Pro Bono Students Canada is a national organization that provides opportunities for law students to gain research and client skills and legal experience in assisting not-for-profit clients on public-interest projects. An insured practising lawyer – in the BMA’s case, Justin Connidis, Law ’79 – supervises the students.

“It’s a useful service that benefits the client and broadens the law students’ education,” says Connidis, Counsel to Dickinson Wright LLP in Toronto, who teaches a Queen’s Law course called Mining Law, Policy and Communities.

Since 2005, Queen’s Pro Bono volunteers have provided BMA with research on subjects including the liability of real estate vendors, agents and lawyers for not adequately disclosing or explaining the existence of a property’s mining rights and claims; the liability of surface rights owners if a prospector is injured on their property; and a property owner’s ability to obtain lower property taxes because of the separation of mining rights or because of potential mining activity on a neighbouring property.

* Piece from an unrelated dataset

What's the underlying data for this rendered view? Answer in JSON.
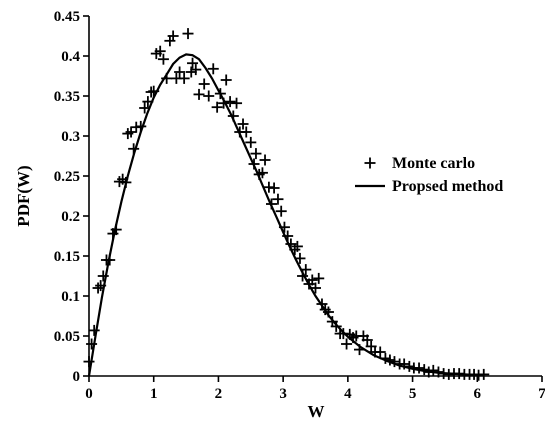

“The Queen’s students have speeded up our understanding of the issues involved,” says BMA member Sandy Cameron, adding that their information has helped the group craft several submissions, including one for the ongoing provincial review of Mining Act regulations.

Pro Bono student Katie Higgins, Law ’13, current project leader, has worked with the Bedford group for the past two years. Like her predecessors, who are now graduates, and with this year’s three other student members, she has carefully pored over the Mining Act, other legislation and reform proposals to identify and explain obscure or contentious regulations that continue to affect BMA clients.

“The BMA has some important goals, given the legal framework of mining and the free-entry system,” she says. “They’re helping to modernize legislation that in some respects is bizarre and out-of-date. It’s been great working with them, and I’ve learned a lot.”